Huber Heights has started making upgrades to the water treatment plant on Rip Rap Road, adding technology that will soften the city’s water.
Once completed, the water will be a little softer than water supplied by the city of Dayton, said Russ Bergman, Huber Heights city engineer.
The $11 million project is being paid for by a loan from the Ohio Water Development Authority and increased water rates.
Peterson Construction began building a new 6,000 square-foot building to house the nano-filtration system this month. Construction will take about a year, but it will be about 15 months until Huber Heights’ water will be fully softened.
Huber Heights residents may have noticed a 15% increase on their water bill in January of 2019, or on average a $6 increase.
The rate will increase by another 15% starting Jan. 1, 2020.
In the 2021 billing cycle, residents’ water bills are subject to increase, but might not, said Huber Heights City Manager Rob Schommer.
In 2021 and beyond, residents’ water bills could increase based on the consumer price index table, published by the Department of Labor.
The move toward softening the city’s water, Schommer said, came from the needs and demands of residents.
“This is really going to reduce build-up in pipes and fixtures and overall improve the quality of the water,” Schommer said.
Residents voted “yes” on the issue in a 2016 advisory election, Schommer said. Before then, the city conducted a survey with Wright State to gauge residents’ interest in having softer water. Bergman said about 65% of those surveyed were interested in softer water.
Residents who have a water softener at their home should turn it off for a month or two once the city’s water softener is up and running. That way residents can see if they notice a difference, Bergman said.
Schommer said the majority of Huber Heights residents use a water softener already. They would need to be mindful that the hardness level going into their filter would need to be changed. Schommer said the water softening project could end up saving residents’ money if they find the city’s new, softened water is to their preference.
“This will help a lot of people,” Bergman said.
The water treatment plant currently filters out manganese and iron. Once the water softening filter is added, it will also filter out calcium carbonate.
Huber Heights will also be making a connection to the city of Dayton’s water supply.
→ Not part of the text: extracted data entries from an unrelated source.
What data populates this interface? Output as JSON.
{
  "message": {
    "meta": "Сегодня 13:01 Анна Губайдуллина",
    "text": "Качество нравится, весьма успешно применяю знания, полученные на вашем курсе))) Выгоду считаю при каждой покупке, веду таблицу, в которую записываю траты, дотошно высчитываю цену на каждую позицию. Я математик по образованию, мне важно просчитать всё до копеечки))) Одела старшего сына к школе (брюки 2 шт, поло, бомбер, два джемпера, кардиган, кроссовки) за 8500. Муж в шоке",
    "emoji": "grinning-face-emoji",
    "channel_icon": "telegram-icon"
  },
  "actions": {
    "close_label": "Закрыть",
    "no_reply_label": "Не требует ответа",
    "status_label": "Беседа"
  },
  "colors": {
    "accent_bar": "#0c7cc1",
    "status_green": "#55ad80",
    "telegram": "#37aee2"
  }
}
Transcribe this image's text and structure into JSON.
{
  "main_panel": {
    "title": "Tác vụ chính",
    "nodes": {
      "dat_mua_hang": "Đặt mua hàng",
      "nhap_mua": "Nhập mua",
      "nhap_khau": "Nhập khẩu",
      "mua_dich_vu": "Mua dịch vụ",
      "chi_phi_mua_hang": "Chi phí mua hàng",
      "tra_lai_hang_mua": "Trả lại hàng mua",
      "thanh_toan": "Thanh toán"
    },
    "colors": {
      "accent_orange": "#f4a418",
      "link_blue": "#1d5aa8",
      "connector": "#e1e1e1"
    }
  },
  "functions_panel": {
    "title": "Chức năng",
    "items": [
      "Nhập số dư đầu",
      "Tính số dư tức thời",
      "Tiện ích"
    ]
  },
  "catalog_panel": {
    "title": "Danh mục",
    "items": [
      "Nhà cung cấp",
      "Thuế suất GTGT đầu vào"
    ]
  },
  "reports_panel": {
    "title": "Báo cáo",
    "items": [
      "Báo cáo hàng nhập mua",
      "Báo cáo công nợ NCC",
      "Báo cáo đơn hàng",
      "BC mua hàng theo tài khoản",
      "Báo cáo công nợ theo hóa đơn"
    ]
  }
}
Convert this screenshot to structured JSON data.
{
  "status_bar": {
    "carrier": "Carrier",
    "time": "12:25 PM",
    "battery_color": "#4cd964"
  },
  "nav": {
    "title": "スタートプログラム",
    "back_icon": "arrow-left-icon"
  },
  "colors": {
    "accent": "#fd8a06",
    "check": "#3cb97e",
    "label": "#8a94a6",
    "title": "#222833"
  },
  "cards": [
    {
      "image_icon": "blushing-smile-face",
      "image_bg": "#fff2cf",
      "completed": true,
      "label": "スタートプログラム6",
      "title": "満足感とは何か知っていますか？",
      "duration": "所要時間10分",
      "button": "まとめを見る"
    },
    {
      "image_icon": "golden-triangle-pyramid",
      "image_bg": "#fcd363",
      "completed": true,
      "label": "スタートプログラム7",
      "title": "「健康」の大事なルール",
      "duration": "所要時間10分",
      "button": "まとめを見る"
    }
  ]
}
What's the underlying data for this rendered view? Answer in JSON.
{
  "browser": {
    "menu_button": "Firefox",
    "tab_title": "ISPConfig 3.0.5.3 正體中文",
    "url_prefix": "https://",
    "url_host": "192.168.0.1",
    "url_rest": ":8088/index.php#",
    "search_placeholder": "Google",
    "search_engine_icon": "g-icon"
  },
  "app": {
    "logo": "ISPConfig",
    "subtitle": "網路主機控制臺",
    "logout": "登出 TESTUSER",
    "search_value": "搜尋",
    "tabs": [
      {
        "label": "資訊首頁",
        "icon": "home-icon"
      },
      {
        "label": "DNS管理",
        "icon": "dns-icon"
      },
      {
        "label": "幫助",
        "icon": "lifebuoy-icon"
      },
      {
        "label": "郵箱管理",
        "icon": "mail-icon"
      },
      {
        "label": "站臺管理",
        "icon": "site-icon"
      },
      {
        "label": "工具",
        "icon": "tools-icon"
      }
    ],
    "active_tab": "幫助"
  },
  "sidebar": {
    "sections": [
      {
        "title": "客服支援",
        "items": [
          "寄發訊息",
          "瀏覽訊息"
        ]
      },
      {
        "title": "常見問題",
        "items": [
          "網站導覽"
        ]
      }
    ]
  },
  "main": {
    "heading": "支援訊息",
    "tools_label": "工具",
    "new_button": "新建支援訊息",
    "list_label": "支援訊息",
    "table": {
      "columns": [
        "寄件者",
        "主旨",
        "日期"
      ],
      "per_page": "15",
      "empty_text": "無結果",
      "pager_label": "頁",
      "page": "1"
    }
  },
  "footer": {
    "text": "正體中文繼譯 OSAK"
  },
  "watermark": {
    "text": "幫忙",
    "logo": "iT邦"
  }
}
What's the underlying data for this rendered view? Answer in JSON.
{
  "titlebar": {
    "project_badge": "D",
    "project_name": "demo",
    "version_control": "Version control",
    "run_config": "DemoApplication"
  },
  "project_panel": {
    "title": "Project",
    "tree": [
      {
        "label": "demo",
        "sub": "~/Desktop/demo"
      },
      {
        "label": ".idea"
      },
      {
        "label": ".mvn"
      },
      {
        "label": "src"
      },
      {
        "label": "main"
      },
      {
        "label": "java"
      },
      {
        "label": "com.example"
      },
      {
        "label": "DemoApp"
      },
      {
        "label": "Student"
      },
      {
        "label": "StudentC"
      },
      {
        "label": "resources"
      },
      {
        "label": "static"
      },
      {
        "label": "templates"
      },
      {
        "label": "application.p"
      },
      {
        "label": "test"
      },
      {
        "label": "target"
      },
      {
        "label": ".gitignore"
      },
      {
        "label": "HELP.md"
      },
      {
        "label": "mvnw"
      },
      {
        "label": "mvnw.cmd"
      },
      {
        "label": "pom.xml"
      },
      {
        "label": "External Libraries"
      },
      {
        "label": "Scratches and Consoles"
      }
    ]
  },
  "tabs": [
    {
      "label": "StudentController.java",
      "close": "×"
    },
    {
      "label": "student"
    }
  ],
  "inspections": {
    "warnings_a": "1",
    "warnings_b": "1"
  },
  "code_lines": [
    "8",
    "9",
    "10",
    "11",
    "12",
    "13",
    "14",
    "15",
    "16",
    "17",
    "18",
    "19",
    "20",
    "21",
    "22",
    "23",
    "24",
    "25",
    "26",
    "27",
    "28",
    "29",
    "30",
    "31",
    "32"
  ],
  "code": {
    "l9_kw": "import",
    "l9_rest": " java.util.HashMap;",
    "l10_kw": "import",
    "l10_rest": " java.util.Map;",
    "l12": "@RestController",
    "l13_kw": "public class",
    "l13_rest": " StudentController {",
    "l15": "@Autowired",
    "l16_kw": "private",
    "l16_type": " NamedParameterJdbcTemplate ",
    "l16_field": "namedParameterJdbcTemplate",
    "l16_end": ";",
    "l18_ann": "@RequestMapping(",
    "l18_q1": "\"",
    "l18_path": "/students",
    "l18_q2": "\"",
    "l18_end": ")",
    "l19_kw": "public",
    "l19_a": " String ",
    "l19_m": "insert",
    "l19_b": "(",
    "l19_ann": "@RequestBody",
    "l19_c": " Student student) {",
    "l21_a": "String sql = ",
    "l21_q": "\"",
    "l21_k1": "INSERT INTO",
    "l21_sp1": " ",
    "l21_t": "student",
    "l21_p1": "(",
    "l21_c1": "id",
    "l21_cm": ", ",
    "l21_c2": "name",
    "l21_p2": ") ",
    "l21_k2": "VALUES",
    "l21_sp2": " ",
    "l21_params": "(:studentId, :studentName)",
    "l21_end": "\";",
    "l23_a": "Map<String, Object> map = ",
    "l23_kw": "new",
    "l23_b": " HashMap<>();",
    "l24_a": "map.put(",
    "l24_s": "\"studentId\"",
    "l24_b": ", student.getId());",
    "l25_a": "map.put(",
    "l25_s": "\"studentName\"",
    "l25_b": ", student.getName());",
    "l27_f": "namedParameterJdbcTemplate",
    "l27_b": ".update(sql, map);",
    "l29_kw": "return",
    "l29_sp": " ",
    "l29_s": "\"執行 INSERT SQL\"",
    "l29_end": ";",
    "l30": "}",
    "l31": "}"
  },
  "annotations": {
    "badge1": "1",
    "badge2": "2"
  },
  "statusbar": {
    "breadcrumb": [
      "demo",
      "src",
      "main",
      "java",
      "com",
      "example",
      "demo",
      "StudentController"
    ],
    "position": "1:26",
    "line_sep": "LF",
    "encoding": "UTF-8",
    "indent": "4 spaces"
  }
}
This would be a back up water supply, and Dayton would also be able to take Huber’s water in the case of an emergency, like the February water outage.
The water treatment plant will also be adding a new generator and adding a new well to phase out an old one.
The city also recently worked on a water pressure project, but is still working out glitches, Bergman said. The project improved water pressure for businesses and individual residences in Huber Heights that are north of Interstate 70.